Tapi banyak bukti kini
mengimplikasikan bahwa materi tak tampak pun tidaklah cukup untuk menghasilkan
alam semesta flat. Jika begitu, konstituen utamanya bukanlah materi tak tampak,
dark matter, atau radiasi. Malah, alam semesta pasti
tersusun sebagian besar dari bentuk energi yang lebih halus lagi yang menempati
ruang hampa, termasuk yang berada di depan hidung kita.
Tarikan Fatal
Ide tentang energi semacam
itu memiliki sejarah panjang dan berganti-ganti, yang berawal ketika Einstein
menyelesaikan teori relativitas umumnya, lebih dari satu dekade sebelum Hubble
mendemonstrasikan secara meyakinkan bahwa alam semesta sedang mengembang.
Dengan menyatukan ruang, waktu, dan materi, relativitas menjanjikan apa yang
sebelumnya mustahil: pemahaman ilmiah tentang alam semesta, bukan cuma dinamika
objek-objek di dalamnya. Hanya saja ada satu persoalan. Tak seperti gaya-gaya
fundamental lain yang dirasakan oleh materi, gravitasi bersifat menarik secara
universal—ia hanya menarik, tidak mendorong. Tarikan tiada henti gravitasi
materi dapat menyebabkan alam semesta akhirnya kolaps. Jadi Einstein, yang
menduga alam semesta bersifat statis dan stabil, menambahkan suku tambahan pada
persamaannya, “suku kosmologis”, yang dapat menstabilkan alam semesta dengan
menghasilkan gaya baru berjangkauan luas di seantero ruang. Jika besarannya
positif, suku tersebut melambangkan gaya tolak—sejenis antigravitasi yang bisa
menahan alam semesta di bawah bobotnya sendiri.
Sialnya, lima tahun
kemudian Einstein membuang solusi jelek ini, yang dia sebut sebagai “blunder
terbesar”. Stabilitas yang ditawarkan oleh suku ini ternyata ilusi, dan, yang
lebih penting, bukti-bukti mulai menggunung bahwa alam semesta sedang
mengembang. Pada awal 1923, Einstein menulis dalam sebuah surat untuk
matematikawan Hermann Weyl bahwa “Jika tidak ada dunia quasi-statis, maka
enyahlah suku kosmologis!” Seperti eter sebelumnya, suku ini masuk ke tong
sampah sejarah.
Fisikawan senang hidup
tanpa pengganggu tersebut. Dalam teori relativitas umum, sumber gaya gravitasi
(baik menarik atau menolak) adalah energi. Materi merupakan satu bentuk energi.
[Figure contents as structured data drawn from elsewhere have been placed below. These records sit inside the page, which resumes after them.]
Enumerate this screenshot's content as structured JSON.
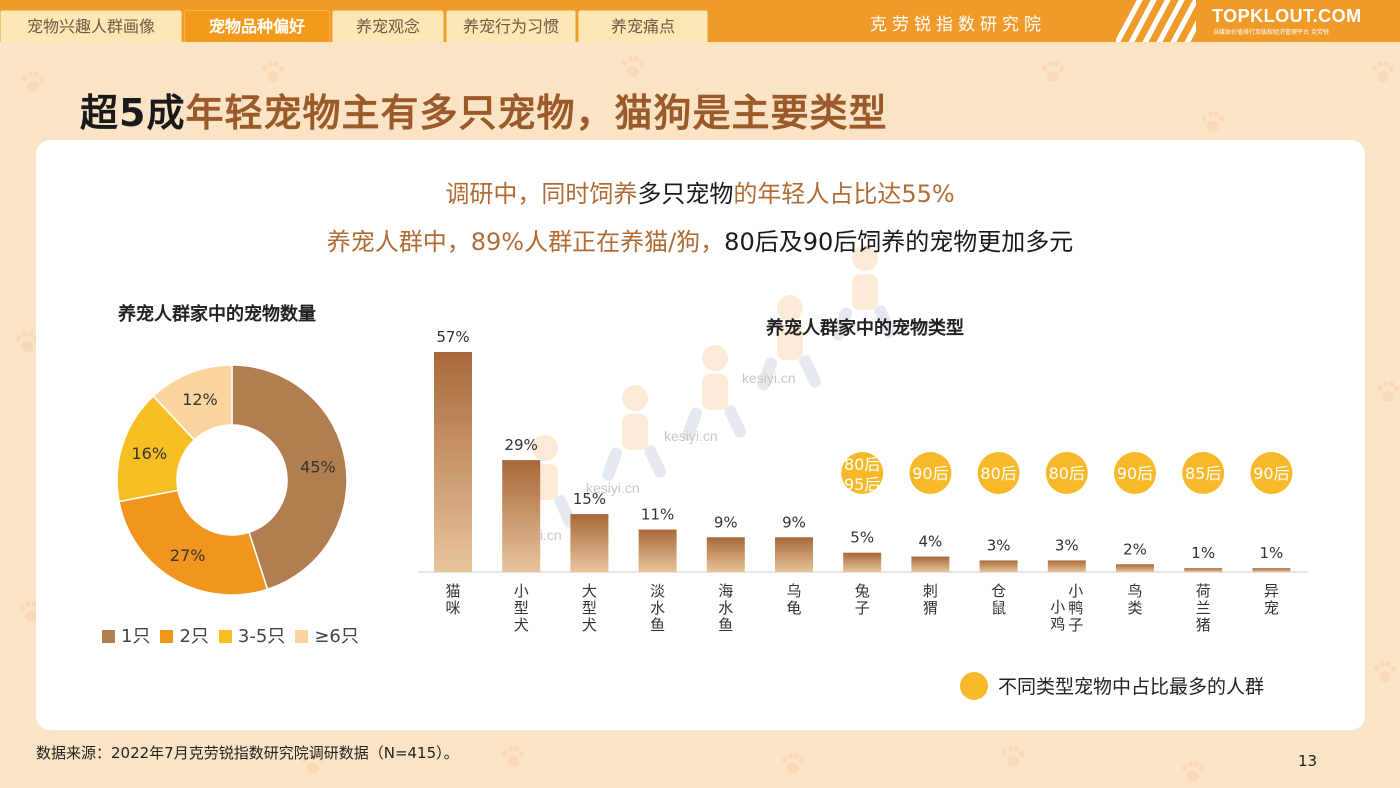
{
  "nav": {
    "tabs": [
      {
        "label": "宠物兴趣人群画像"
      },
      {
        "label": "宠物品种偏好",
        "active": true
      },
      {
        "label": "养宠观念"
      },
      {
        "label": "养宠行为习惯"
      },
      {
        "label": "养宠痛点"
      }
    ],
    "brand_cn": "克劳锐指数研究院",
    "logo": "TOPKLOUT.COM",
    "logo_sub": "自媒体价值排行及版权经济管理平台 克劳锐"
  },
  "title": {
    "black_part": "超5成",
    "rest": "年轻宠物主有多只宠物，猫狗是主要类型"
  },
  "subtitle1": {
    "a": "调研中，同时饲养",
    "b": "多只宠物",
    "c": "的年轻人占比达55%"
  },
  "subtitle2": {
    "a": "养宠人群中，89%人群正在养猫/狗，",
    "b": "80后及90后饲养的宠物更加多元"
  },
  "colors": {
    "brown": "#b07e4f",
    "orange": "#f0961e",
    "yellow": "#f6be22",
    "light": "#fcd49d",
    "accent": "#f7b92a"
  },
  "watermark": "kesiyi.cn",
  "chart_data": [
    {
      "type": "pie",
      "title": "养宠人群家中的宠物数量",
      "labels": [
        "1只",
        "2只",
        "3-5只",
        "≥6只"
      ],
      "values": [
        45,
        27,
        16,
        12
      ],
      "value_labels": [
        "45%",
        "27%",
        "16%",
        "12%"
      ],
      "donut": true,
      "legend_position": "bottom"
    },
    {
      "type": "bar",
      "title": "养宠人群家中的宠物类型",
      "categories": [
        "猫咪",
        "小型犬",
        "大型犬",
        "淡水鱼",
        "海水鱼",
        "乌龟",
        "兔子",
        "刺猬",
        "仓鼠",
        "小鸡小鸭子",
        "鸟类",
        "荷兰猪",
        "异宠"
      ],
      "category_lines": [
        [
          "猫",
          "咪"
        ],
        [
          "小",
          "型",
          "犬"
        ],
        [
          "大",
          "型",
          "犬"
        ],
        [
          "淡",
          "水",
          "鱼"
        ],
        [
          "海",
          "水",
          "鱼"
        ],
        [
          "乌",
          "龟"
        ],
        [
          "兔",
          "子"
        ],
        [
          "刺",
          "猬"
        ],
        [
          "仓",
          "鼠"
        ],
        [
          "小鸭子",
          "小鸡"
        ],
        [
          "鸟",
          "类"
        ],
        [
          "荷",
          "兰",
          "猪"
        ],
        [
          "异",
          "宠"
        ]
      ],
      "values": [
        57,
        29,
        15,
        11,
        9,
        9,
        5,
        4,
        3,
        3,
        2,
        1,
        1
      ],
      "value_labels": [
        "57%",
        "29%",
        "15%",
        "11%",
        "9%",
        "9%",
        "5%",
        "4%",
        "3%",
        "3%",
        "2%",
        "1%",
        "1%"
      ],
      "top_group_badges": [
        null,
        null,
        null,
        null,
        null,
        null,
        [
          "80后",
          "95后"
        ],
        [
          "90后"
        ],
        [
          "80后"
        ],
        [
          "80后"
        ],
        [
          "90后"
        ],
        [
          "85后"
        ],
        [
          "90后"
        ]
      ],
      "ylim": [
        0,
        57
      ],
      "legend": "不同类型宠物中占比最多的人群"
    }
  ],
  "source": "数据来源：2022年7月克劳锐指数研究院调研数据（N=415）。",
  "page_number": "13"
}
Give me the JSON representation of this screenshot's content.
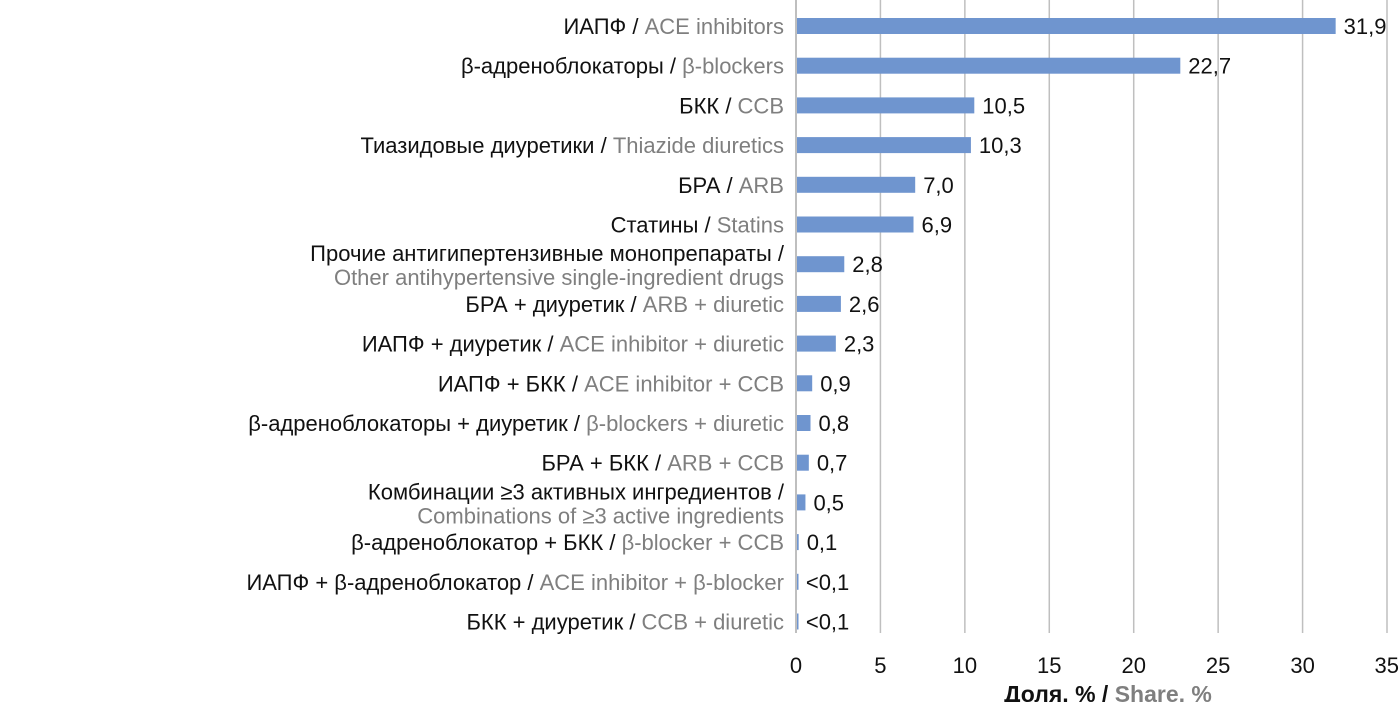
{
  "chart_data": {
    "type": "bar",
    "orientation": "horizontal",
    "bar_color": "#6f95cf",
    "grid_color": "#bfbfbf",
    "xlim": [
      0,
      35
    ],
    "x_ticks": [
      "0",
      "5",
      "10",
      "15",
      "20",
      "25",
      "30",
      "35"
    ],
    "xlabel": {
      "ru": "Доля, %",
      "sep": " / ",
      "en": "Share, %"
    },
    "categories": [
      {
        "ru": "ИАПФ",
        "en": "ACE inhibitors",
        "value": 31.9,
        "label": "31,9"
      },
      {
        "ru": "β-адреноблокаторы",
        "en": "β-blockers",
        "value": 22.7,
        "label": "22,7"
      },
      {
        "ru": "БКК",
        "en": "CCB",
        "value": 10.5,
        "label": "10,5"
      },
      {
        "ru": "Тиазидовые диуретики",
        "en": "Thiazide diuretics",
        "value": 10.3,
        "label": "10,3"
      },
      {
        "ru": "БРА",
        "en": "ARB",
        "value": 7.0,
        "label": "7,0"
      },
      {
        "ru": "Статины",
        "en": "Statins",
        "value": 6.9,
        "label": "6,9"
      },
      {
        "ru": "Прочие антигипертензивные монопрепараты",
        "en": "Other antihypertensive single-ingredient drugs",
        "value": 2.8,
        "label": "2,8"
      },
      {
        "ru": "БРА + диуретик",
        "en": "ARB + diuretic",
        "value": 2.6,
        "label": "2,6"
      },
      {
        "ru": "ИАПФ + диуретик",
        "en": "ACE inhibitor + diuretic",
        "value": 2.3,
        "label": "2,3"
      },
      {
        "ru": "ИАПФ + БКК",
        "en": "ACE inhibitor + CCB",
        "value": 0.9,
        "label": "0,9"
      },
      {
        "ru": "β-адреноблокаторы + диуретик",
        "en": "β-blockers + diuretic",
        "value": 0.8,
        "label": "0,8"
      },
      {
        "ru": "БРА + БКК",
        "en": "ARB + CCB",
        "value": 0.7,
        "label": "0,7"
      },
      {
        "ru": "Комбинации ≥3 активных ингредиентов",
        "en": "Combinations of ≥3 active ingredients",
        "value": 0.5,
        "label": "0,5"
      },
      {
        "ru": "β-адреноблокатор + БКК",
        "en": "β-blocker + CCB",
        "value": 0.1,
        "label": "0,1"
      },
      {
        "ru": "ИАПФ + β-адреноблокатор",
        "en": "ACE inhibitor + β-blocker",
        "value": 0.05,
        "label": "<0,1"
      },
      {
        "ru": "БКК + диуретик",
        "en": "CCB + diuretic",
        "value": 0.05,
        "label": "<0,1"
      }
    ]
  }
}
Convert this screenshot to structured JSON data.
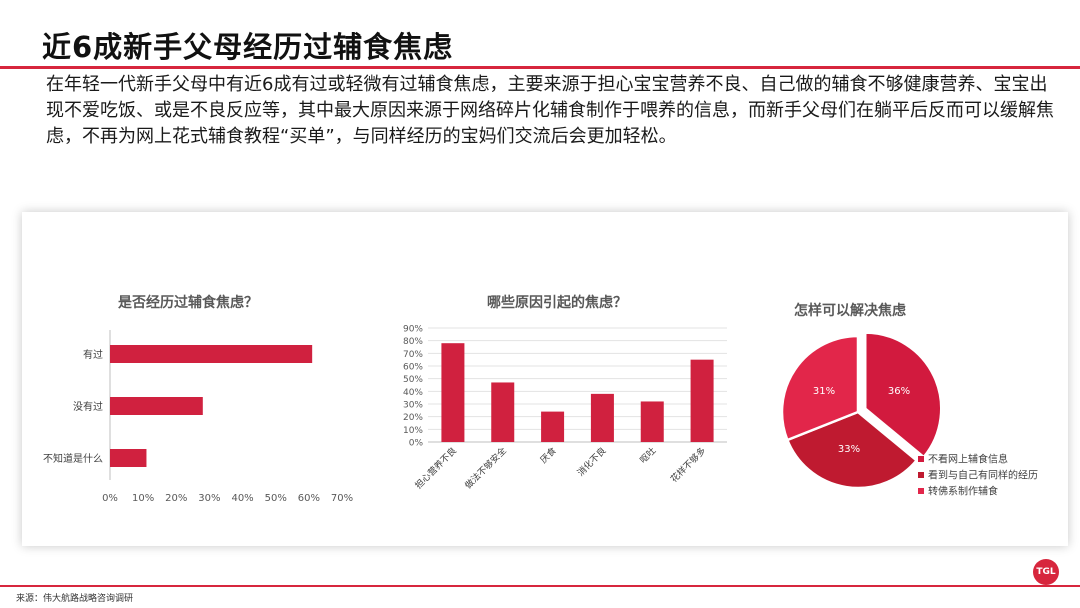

Tapi suku kosmologis Einstein berbeda. Energi yang diasosiasikan dengannya
tidak bergantung pada posisi atau waktu—karenanya namanya “konstanta
kosmologis”. Gaya yang ditimbulkan oleh konstanta ini bahkan beroperasi dalam
ketiadaan materi atau radiasi sama sekali. Oleh sebab itu, sumbernya pasti
merupakan energi aneh yang terdapat di ruang hampa. Konstanta kosmologis,
seperti halnya eter, memberkahi kehampaan dengan aura metafisik. Dengan
kematiannya, alam kembali masuk akal.